I shall conclude this, with mentioning two singular occurrences. The passage of a steam-boat from Pittsburg to Louisville, seven hundred miles in fifty hours; and the marriage of a girl in this place, at the age of eleven years and three months.

FOOTNOTES:

[71] For a biographical sketch of Andrew Ellicott, see Cuming’s Tour, volume iv of our series, note 213.—Ed.

[72] For the early history of Cincinnati, see Cuming’s Tour, volume iv of our series, note 166.—Ed.

[73] i. e. Divination by the wand. This science may be fashionable, but unquestionably it must be a novelty, as the occult sciences, particularly that of divination, can only exist with the vulgar.—Flint.

[74] Portsmouth Gazetteer, No. 4.—Flint.

[75] These stories are found in the apocryphal chapters of the book of Daniel in the Old Testament; for Idol Bel, see chapter 14; for Susanna, see chapter 13.—Ed.

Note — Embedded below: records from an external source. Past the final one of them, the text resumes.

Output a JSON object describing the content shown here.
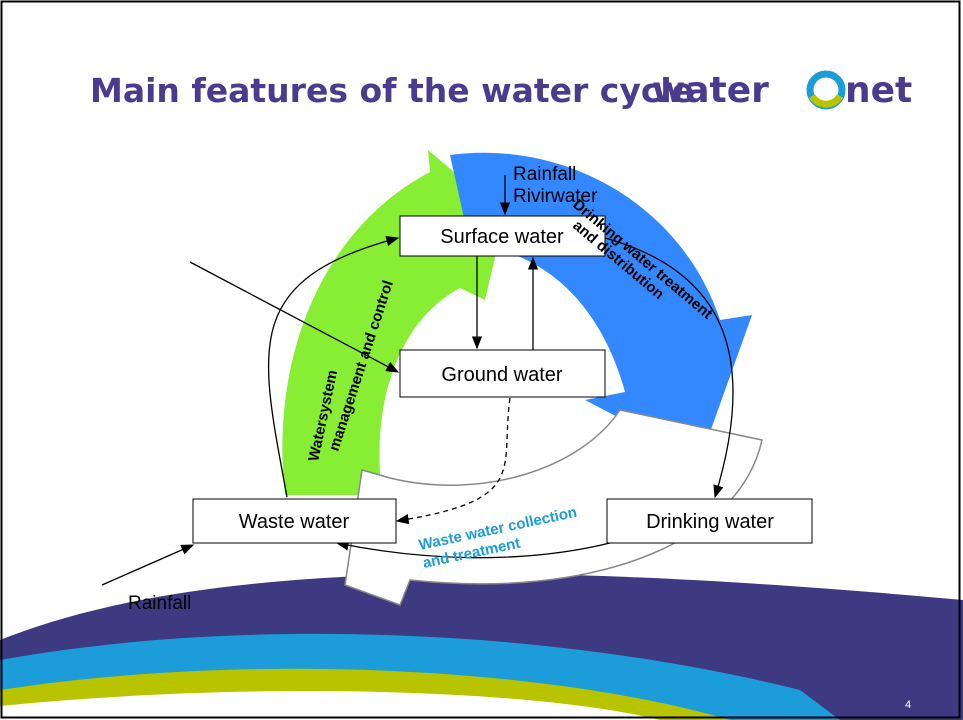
{
  "header": {
    "title": "Main features of the water cycle",
    "logo": [
      "water",
      "net"
    ]
  },
  "nodes": [
    {
      "label": "Surface water"
    },
    {
      "label": "Ground water"
    },
    {
      "label": "Waste water"
    },
    {
      "label": "Drinking water"
    }
  ],
  "inputs": {
    "top": [
      "Rainfall",
      "Rivirwater"
    ],
    "bottom": "Rainfall"
  },
  "cycles": [
    {
      "lines": [
        "Watersystem",
        "management and control"
      ]
    },
    {
      "lines": [
        "Drinking water treatment",
        "and distribution"
      ]
    },
    {
      "lines": [
        "Waste water collection",
        "and treatment"
      ]
    }
  ],
  "page_number": "4"
}
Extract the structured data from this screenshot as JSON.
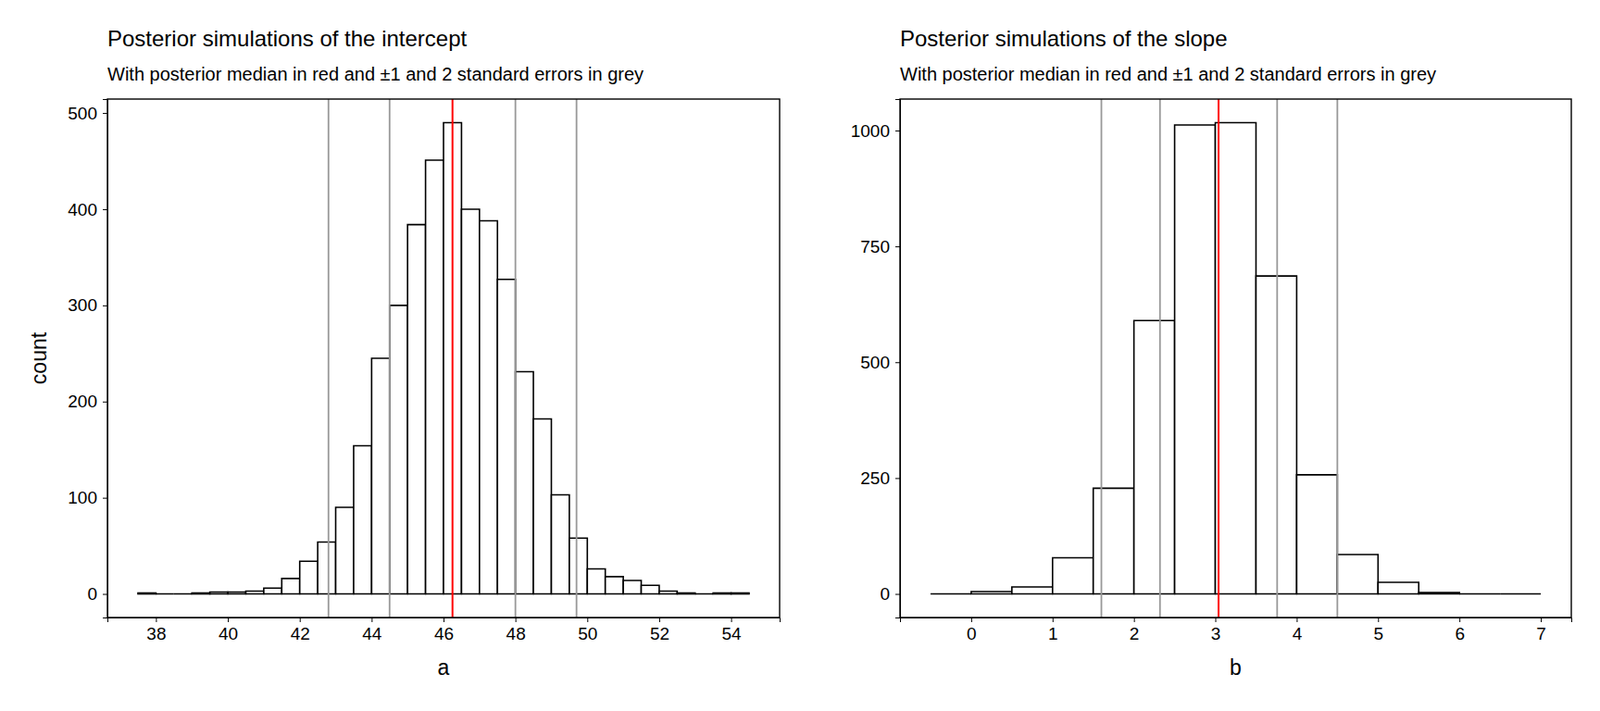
{
  "chart_data": [
    {
      "type": "histogram",
      "title": "Posterior simulations of the intercept",
      "subtitle": "With posterior median in red and ±1 and 2 standard errors in grey",
      "x_label": "a",
      "y_label": "count",
      "bins": [
        37.5,
        38,
        38.5,
        39,
        39.5,
        40,
        40.5,
        41,
        41.5,
        42,
        42.5,
        43,
        43.5,
        44,
        44.5,
        45,
        45.5,
        46,
        46.5,
        47,
        47.5,
        48,
        48.5,
        49,
        49.5,
        50,
        50.5,
        51,
        51.5,
        52,
        52.5,
        53,
        53.5,
        54,
        54.5
      ],
      "values": [
        1,
        0,
        0,
        1,
        2,
        2,
        3,
        6,
        16,
        34,
        54,
        90,
        154,
        245,
        300,
        384,
        451,
        490,
        400,
        388,
        327,
        231,
        182,
        103,
        58,
        26,
        18,
        14,
        9,
        3,
        1,
        0,
        1,
        1
      ],
      "color": "#000000",
      "median": {
        "value": 46.25,
        "color": "#ff0000"
      },
      "se_lines": {
        "values": [
          42.8,
          44.5,
          48.0,
          49.7
        ],
        "color": "#999999"
      },
      "xlim": [
        36.65,
        55.35
      ],
      "xticks": [
        38,
        40,
        42,
        44,
        46,
        48,
        50,
        52,
        54
      ],
      "ylim": [
        -24.5,
        514.5
      ],
      "yticks": [
        0,
        100,
        200,
        300,
        400,
        500
      ],
      "grid": false
    },
    {
      "type": "histogram",
      "title": "Posterior simulations of the slope",
      "subtitle": "With posterior median in red and ±1 and 2 standard errors in grey",
      "x_label": "b",
      "bins": [
        -0.5,
        0,
        0.5,
        1,
        1.5,
        2,
        2.5,
        3,
        3.5,
        4,
        4.5,
        5,
        5.5,
        6,
        6.5,
        7
      ],
      "values": [
        0,
        5,
        15,
        78,
        228,
        590,
        1012,
        1017,
        686,
        257,
        85,
        25,
        3,
        0,
        0
      ],
      "color": "#000000",
      "median": {
        "value": 3.04,
        "color": "#ff0000"
      },
      "se_lines": {
        "values": [
          1.6,
          2.32,
          3.76,
          4.5
        ],
        "color": "#999999"
      },
      "xlim": [
        -0.875,
        7.375
      ],
      "xticks": [
        0,
        1,
        2,
        3,
        4,
        5,
        6,
        7
      ],
      "ylim": [
        -50.85,
        1067.85
      ],
      "yticks": [
        0,
        250,
        500,
        750,
        1000
      ],
      "grid": false
    }
  ]
}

[76] The “New Orleans,” built for Fulton and Livingston at Pittsburg in 1811, was the first steam-boat on the Ohio and Mississippi rivers. Having made a triumphant journey down to New Orleans, an object of wonder at every town on the way, she did not attempt to return, but ran between that city and Natchez until her destruction in 1814. The “Enterprise,” the fourth steam-boat on Western waters, after serving Jackson in his defense of New Orleans, made the first attempt to steam up the river, reaching Louisville in twenty-five days. But the water was high and she frequently found an easy course over inundated fields, so that it was reserved for the “Washington,” which made a like journey in 1817, to demonstrate the value of the steam-boat for Western commerce.—Ed.

[77] Lorenzo Dow, a native of Coventry, Connecticut, began his work as a Methodist preacher in New York in 1779. He spent some years in Ireland, endeavoring to convert the Irish to Methodism; also in England, where he introduced camp-meetings, not without opposition from a large part of the English Methodists. Upon his return to America, he travelled from place to place, holding revivals. During his later life he was almost fanatical in his bitterness towards the Jesuits, and, as Flint implies, his zeal led him to make extravagant statements.—Ed.

[78] For the Swiss settlement at Vevay, see Bradbury’s Travels, volume v of our series, note 164.—Ed.